Billy Collins Offers Lessons from Poetry to the Class of 2018
Former U.S. Poet Laureate Billy Collins cautioned the “extremely talented and exceptionally sharp-looking” Emerson College Class of 2018 against searching for happiness in prizes or material success, and offered them three life lessons gleaned from writing verse.
Collins received an honorary doctorate from Emerson at the College’s 138th Commencement Ceremony on Sunday, May 13 at Boston University's Agganis Arena, and delivered the undergraduate address.
Listen to Billy Collins's Commencement Address
Also receiving honorary doctorates were Massachusetts Supreme Judicial Court Associate Justice Elspeth “Ellie” Cypher 80, bestselling novelist Tom Perrotta, and filmmaker Deeyah Khan, who was set to deliver the graduate address later in the afternoon.

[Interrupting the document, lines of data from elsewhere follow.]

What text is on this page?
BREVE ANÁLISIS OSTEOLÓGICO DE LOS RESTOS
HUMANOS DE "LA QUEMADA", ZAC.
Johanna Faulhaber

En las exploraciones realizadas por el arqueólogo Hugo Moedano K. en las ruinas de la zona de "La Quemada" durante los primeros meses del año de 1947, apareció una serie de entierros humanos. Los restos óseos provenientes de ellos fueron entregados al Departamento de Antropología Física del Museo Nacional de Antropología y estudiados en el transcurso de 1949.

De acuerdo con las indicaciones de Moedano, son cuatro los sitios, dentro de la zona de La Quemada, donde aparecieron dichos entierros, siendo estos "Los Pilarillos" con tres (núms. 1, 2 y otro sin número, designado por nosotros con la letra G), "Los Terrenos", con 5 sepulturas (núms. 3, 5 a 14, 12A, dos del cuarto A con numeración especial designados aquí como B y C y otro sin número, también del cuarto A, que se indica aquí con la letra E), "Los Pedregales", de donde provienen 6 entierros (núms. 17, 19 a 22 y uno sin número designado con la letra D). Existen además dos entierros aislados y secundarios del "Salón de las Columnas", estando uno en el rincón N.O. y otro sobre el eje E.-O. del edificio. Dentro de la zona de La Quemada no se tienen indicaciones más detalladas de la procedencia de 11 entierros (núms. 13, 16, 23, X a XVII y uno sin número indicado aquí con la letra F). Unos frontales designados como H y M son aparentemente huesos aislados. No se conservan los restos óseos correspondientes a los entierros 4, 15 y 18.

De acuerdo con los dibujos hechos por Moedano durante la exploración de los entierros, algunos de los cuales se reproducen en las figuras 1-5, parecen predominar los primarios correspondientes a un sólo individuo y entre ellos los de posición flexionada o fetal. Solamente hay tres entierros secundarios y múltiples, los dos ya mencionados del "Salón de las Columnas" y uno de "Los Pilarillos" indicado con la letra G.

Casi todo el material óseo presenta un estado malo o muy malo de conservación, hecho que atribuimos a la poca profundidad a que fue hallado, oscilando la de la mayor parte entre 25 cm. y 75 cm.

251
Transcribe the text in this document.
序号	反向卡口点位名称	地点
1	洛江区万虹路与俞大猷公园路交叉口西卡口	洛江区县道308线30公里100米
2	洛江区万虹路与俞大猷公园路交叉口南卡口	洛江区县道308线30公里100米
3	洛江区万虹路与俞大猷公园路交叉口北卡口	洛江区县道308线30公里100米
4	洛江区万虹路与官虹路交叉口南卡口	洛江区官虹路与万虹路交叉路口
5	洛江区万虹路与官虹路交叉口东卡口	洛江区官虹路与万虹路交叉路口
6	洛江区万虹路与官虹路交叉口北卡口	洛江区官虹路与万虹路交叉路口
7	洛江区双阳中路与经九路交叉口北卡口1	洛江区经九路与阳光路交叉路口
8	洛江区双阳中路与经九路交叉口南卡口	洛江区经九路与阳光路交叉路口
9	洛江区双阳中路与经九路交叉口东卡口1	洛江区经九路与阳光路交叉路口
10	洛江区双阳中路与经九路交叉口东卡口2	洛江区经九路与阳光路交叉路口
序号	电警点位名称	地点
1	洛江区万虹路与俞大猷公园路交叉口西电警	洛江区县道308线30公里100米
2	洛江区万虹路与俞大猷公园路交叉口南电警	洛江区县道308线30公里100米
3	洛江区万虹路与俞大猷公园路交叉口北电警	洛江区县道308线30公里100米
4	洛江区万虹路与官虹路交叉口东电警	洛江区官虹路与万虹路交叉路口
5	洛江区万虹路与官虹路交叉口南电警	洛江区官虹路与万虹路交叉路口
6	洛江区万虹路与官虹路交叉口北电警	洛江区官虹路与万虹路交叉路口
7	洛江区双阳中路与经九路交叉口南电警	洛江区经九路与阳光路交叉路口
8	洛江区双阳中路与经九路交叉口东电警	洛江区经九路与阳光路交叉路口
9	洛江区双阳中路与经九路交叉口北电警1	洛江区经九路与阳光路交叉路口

In a witty, self-deprecating speech he promised to keep to 16 minutes (“longer than the Gettysburg Address, shorter than the funeral oration of Pericles, and less memorable than either”), Collins offered his thoughts on happiness and “self-esteem.”
When he was in college, Collins said, he had professors tell him that he should spend more time reading Gerard Manley Hopkins and less time writing about his own angst.
“It turns out my appetite for revenge is much greater than my need for approval,” Collins said. “Many years later, when I got a phone call from the Library of Congress telling me I was the new poet laureate of the United States, I thought of those teachers, and it added a little sugar to the experience.”
But students should not chase accolades, Collins said, because those are not the source of lasting happiness.
“Happiness is found in the work you do now,” he said. “Keep your head down and focus on the work. No writer who writes solely for a Pulitzer Prize will ever get one… [R]evision is not cleaning up after the party, revision is the party.”
There are three veins that run through poetry that can lead us to kindness and a more fulfilling life, according to Collins: slowing down, paying attention, and living with the inevitability of death.
In our “high velocity culture,” he said, technology provides such a volume of information, so quickly, that it can be difficult to decide what’s important.
“The first thing poetry asks us is to slow down,” he said. “Instead of continuing on to the edge of the page, each line of a poem turns us back into the poem… The poem invites you into its interior.
“Most poems take us from the outside world to the inner world of subjectivity.”
Poems also demand that we pay attention, he said, that we “notice the periphery, what is taking place on the sidelines.”
Throughout the ages, the most oft-repeated motif in poetry is carpe diem – “seize the day.”
“We’re asked to carpe our diems. Why? Because we only get a limited number of diems,” Collins said. “Living with an awareness of our mortality can … make life more vivid.”
The older you get, he promised, the more you realize that time is more important than money.
“Think about it,” he said. “If you run out of money, you’re broke. If you run out of time, you’re dead.”
As Emerson’s commencement fell on Mother’s Day, Collins ended by reading from one of his most beloved poems, “The Lanyard,” which he wrote for his own mother. In it, he’s a child at camp, weaving a lanyard to give to his mother. It’s about the futility of ever being able to repay his mother for everything she gave him.
(“She gave me life and milk from her breasts, and I gave her a lanyard. … ‘Here are thousands of meals,’ she said, ‘and here is clothing and a good education.’ ‘And here is your lanyard,’ I replied, ‘which I made with a little help from a counselor.’”)
But before he read his work, Collins made a plea for the soon-to-be-graduates to take part in their democracy.
“I have intentionally not made a lot of room in my talk for the political climate of this country,” he said. “Ultimately, I don’t think that’s where we live. I want to dwell on things that are more lasting …
“But I have this to say: Vote. Vote often (but in different elections). You are doing more than preferring one candidate over another. Voting is the best way to preserve the principles of democracy.”
The Graduate Commencement was scheduled to begin at 3:00 pm.